Invité de l'émission "A vous de juger", le candidat
UMP à la présidentielle a présenté pendant plus de deux heures le projet qu'il a eu l'occasion d'exposer à maintes reprises ces deux dernières années. Il n'a pas fait d'annonces, sauf la création, s'il est élu, d'un "ministère de l'immigration et de l'identité française" et l'augmentation de la pension de reversion des veuves, qui passerait "de 54% à 60%".
François Bayrou, candidat de l'UDF à la présidentielle, a estimé vendredi qu'"en enfermant dans la même phrase
immigration et identité nationale",
Nicolas Sarkozy a franchi "une frontière". "Puisque Simone Veil s'est prononcée pour Nicolas Sarkozy, je lui demande si elle est prête à apporter son soutien et sa caution à un ministère, ouvrez les guillemets, de l'immigration et de l'identité nationale", a déclaré M. Bayrou sur
Europe 1. "La Simone Veil que j'ai connue, je suis sûr qu'elle ne peut pas accepter cette approche", a-t-il ajouté.

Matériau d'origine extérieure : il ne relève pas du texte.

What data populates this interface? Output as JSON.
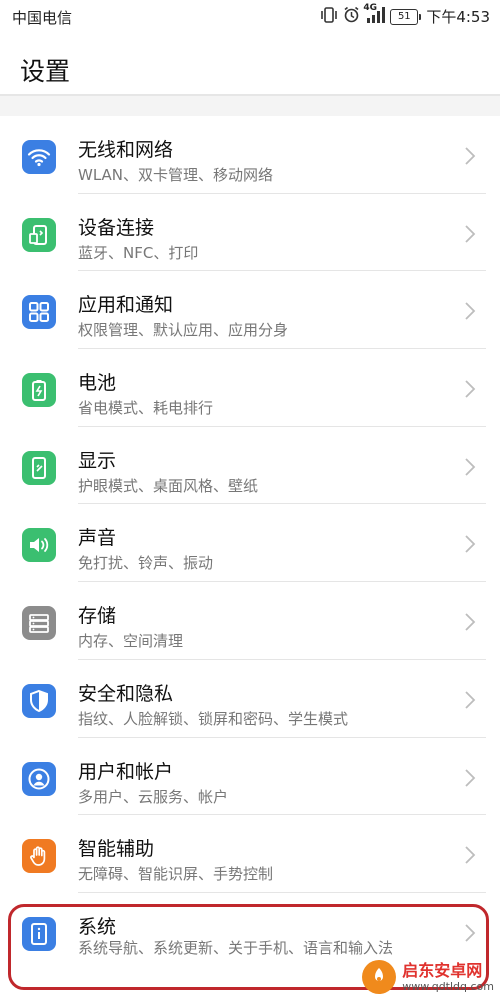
{
  "status_bar": {
    "carrier": "中国电信",
    "network": "4G",
    "battery": "51",
    "time": "下午4:53"
  },
  "page": {
    "title": "设置"
  },
  "settings": [
    {
      "title": "无线和网络",
      "subtitle": "WLAN、双卡管理、移动网络",
      "icon": "wifi-icon",
      "color": "#3b7fe3"
    },
    {
      "title": "设备连接",
      "subtitle": "蓝牙、NFC、打印",
      "icon": "device-connection-icon",
      "color": "#3bbf70"
    },
    {
      "title": "应用和通知",
      "subtitle": "权限管理、默认应用、应用分身",
      "icon": "apps-icon",
      "color": "#3b7fe3"
    },
    {
      "title": "电池",
      "subtitle": "省电模式、耗电排行",
      "icon": "battery-icon",
      "color": "#3bbf70"
    },
    {
      "title": "显示",
      "subtitle": "护眼模式、桌面风格、壁纸",
      "icon": "display-icon",
      "color": "#3bbf70"
    },
    {
      "title": "声音",
      "subtitle": "免打扰、铃声、振动",
      "icon": "sound-icon",
      "color": "#3bbf70"
    },
    {
      "title": "存储",
      "subtitle": "内存、空间清理",
      "icon": "storage-icon",
      "color": "#8c8c8c"
    },
    {
      "title": "安全和隐私",
      "subtitle": "指纹、人脸解锁、锁屏和密码、学生模式",
      "icon": "shield-icon",
      "color": "#3b7fe3"
    },
    {
      "title": "用户和帐户",
      "subtitle": "多用户、云服务、帐户",
      "icon": "user-icon",
      "color": "#3b7fe3"
    },
    {
      "title": "智能辅助",
      "subtitle": "无障碍、智能识屏、手势控制",
      "icon": "hand-icon",
      "color": "#f07a22"
    },
    {
      "title": "系统",
      "subtitle": "系统导航、系统更新、关于手机、语言和输入法",
      "icon": "system-info-icon",
      "color": "#3b7fe3"
    }
  ],
  "watermark": {
    "name": "启东安卓网",
    "url": "www.qdtldq.com"
  }
}
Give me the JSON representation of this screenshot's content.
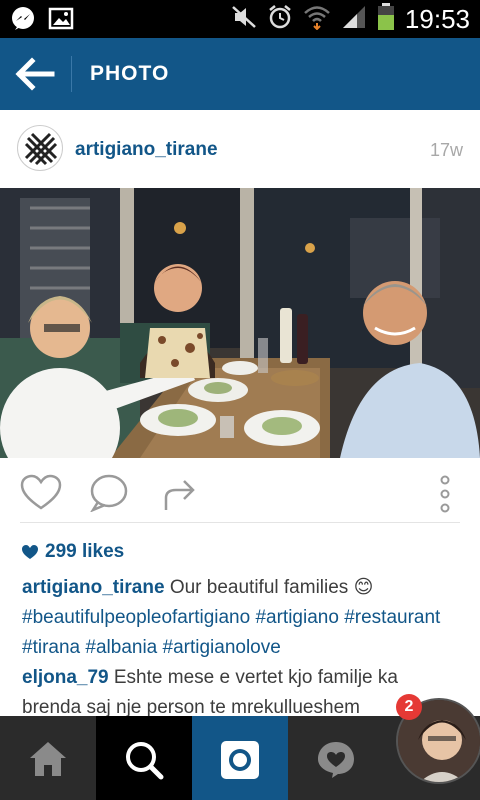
{
  "status_bar": {
    "time": "19:53",
    "icons": [
      "messenger-icon",
      "gallery-icon",
      "mute-icon",
      "alarm-icon",
      "wifi-icon",
      "signal-icon",
      "battery-icon"
    ]
  },
  "header": {
    "title": "PHOTO",
    "color": "#125688"
  },
  "post": {
    "username": "artigiano_tirane",
    "time_ago": "17w",
    "likes": "299 likes",
    "caption": {
      "author": "artigiano_tirane",
      "text": " Our beautiful families ",
      "emoji": "😊",
      "hashtags": [
        "#beautifulpeopleofartigiano",
        "#artigiano",
        "#restaurant",
        "#tirana",
        "#albania",
        "#artigianolove"
      ]
    },
    "comment": {
      "author": "eljona_79",
      "text": " Eshte mese e vertet kjo familje ka brenda saj nje person te mrekullueshem"
    }
  },
  "nav": {
    "items": [
      "home-icon",
      "search-icon",
      "camera-icon",
      "activity-icon"
    ]
  },
  "chat_head": {
    "badge": "2"
  }
}
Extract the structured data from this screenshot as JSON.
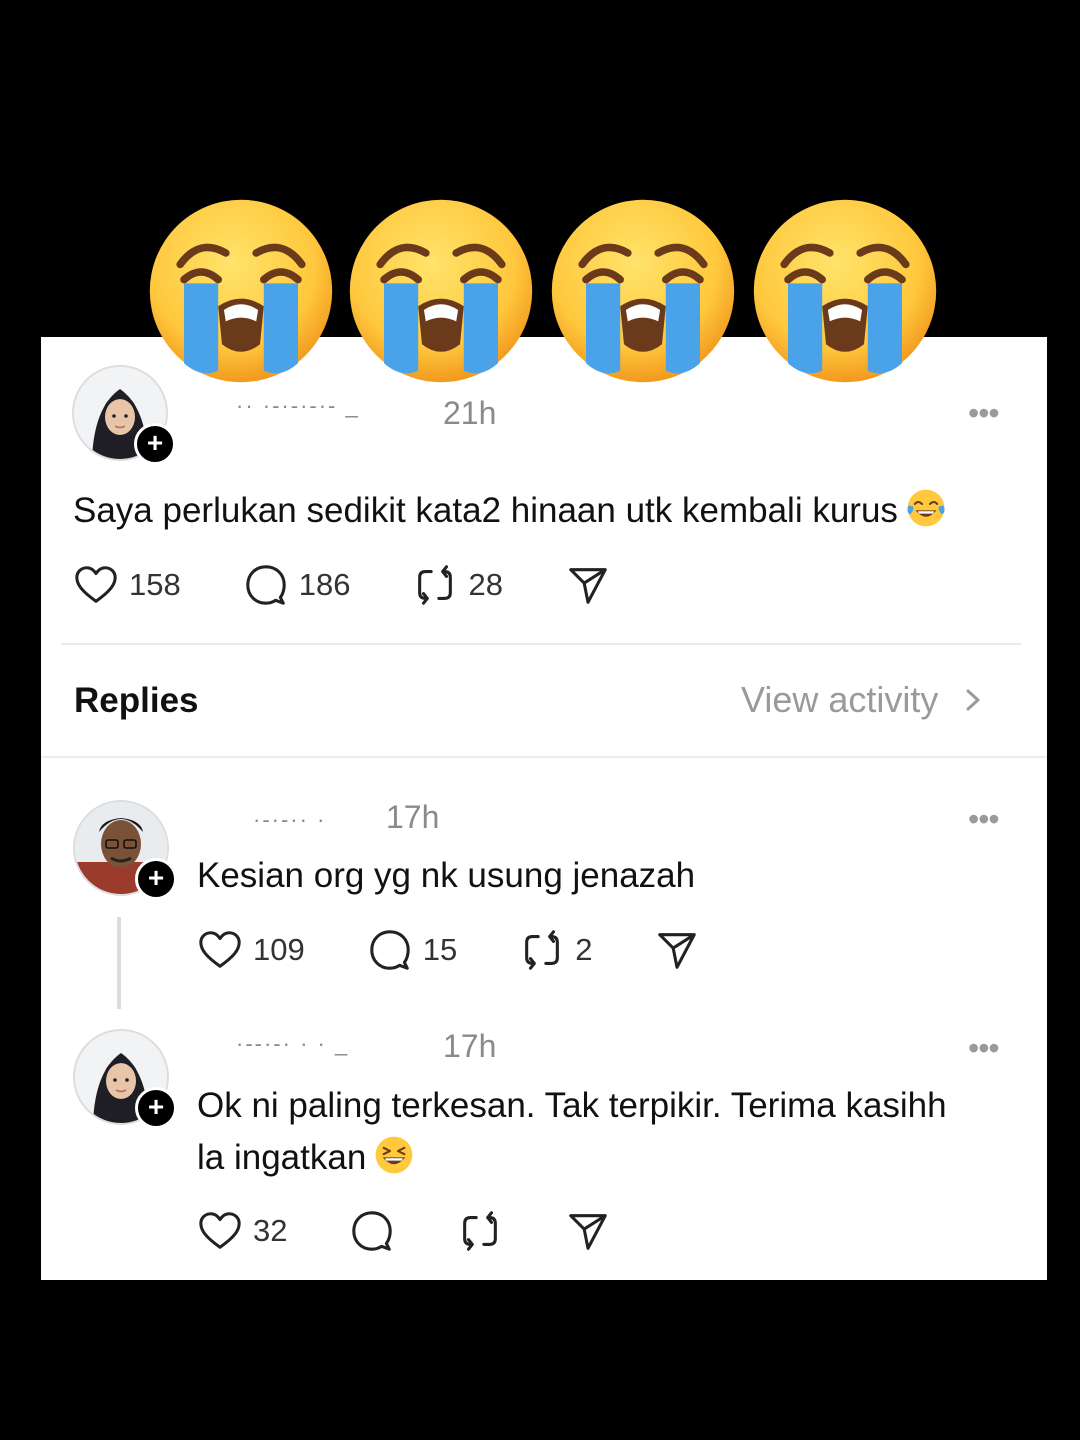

François Hollande, premier secrétaire du
PS, a pour sa part accusé vendredi le candidat
UMP Nicolas Sarkozy d'être dans "un flirt poussé avec les thèses du
Front national", commentant sur France Info l'engagement de Nicolas Sarkozy de créer un "ministère de l'immigration et de l'identité nationale". Le numéro un du PS a affirmé que cette annonce était "un constat d'échec" de la part de Nicolas Sarkozy, "ministre de l'Intérieur depuis cinq ans". "Il a fait voter deux lois sur l'immigration et maintenant, il nous annonce une nouvelle loi et un nouveau ministère", s'est-il étonné.
Sur
France 2,
Nicolas Sarkozy a réexpliqué, en répondant à des questions de journalistes et de téléspectateurs sur un ton volontariste, les "engagements précis" qu'il entendait prendre "pour la France", répétant les mots de "travail, effort, mérite, récompense".
Auparavant, le candidat a affirmé que l'avis de
Jacques Chirac --qui doit s'exprimer dimanche à la télévision sur ses intentions pour la présidentielle-- "aura du poids. C'est incontestable". "Je respecte la fonction, je respecte l'homme, bien sûr, je sais ce qu'il va dire. Nous en avons parlé mais je ne suis pas son porte-parole", a affirmé M. Sarkozy. "Un homme de son expérience, s'il devait m'apporter son soutien, vous ne croyez quand même pas que je vais dire que ça n'a pas d'importance".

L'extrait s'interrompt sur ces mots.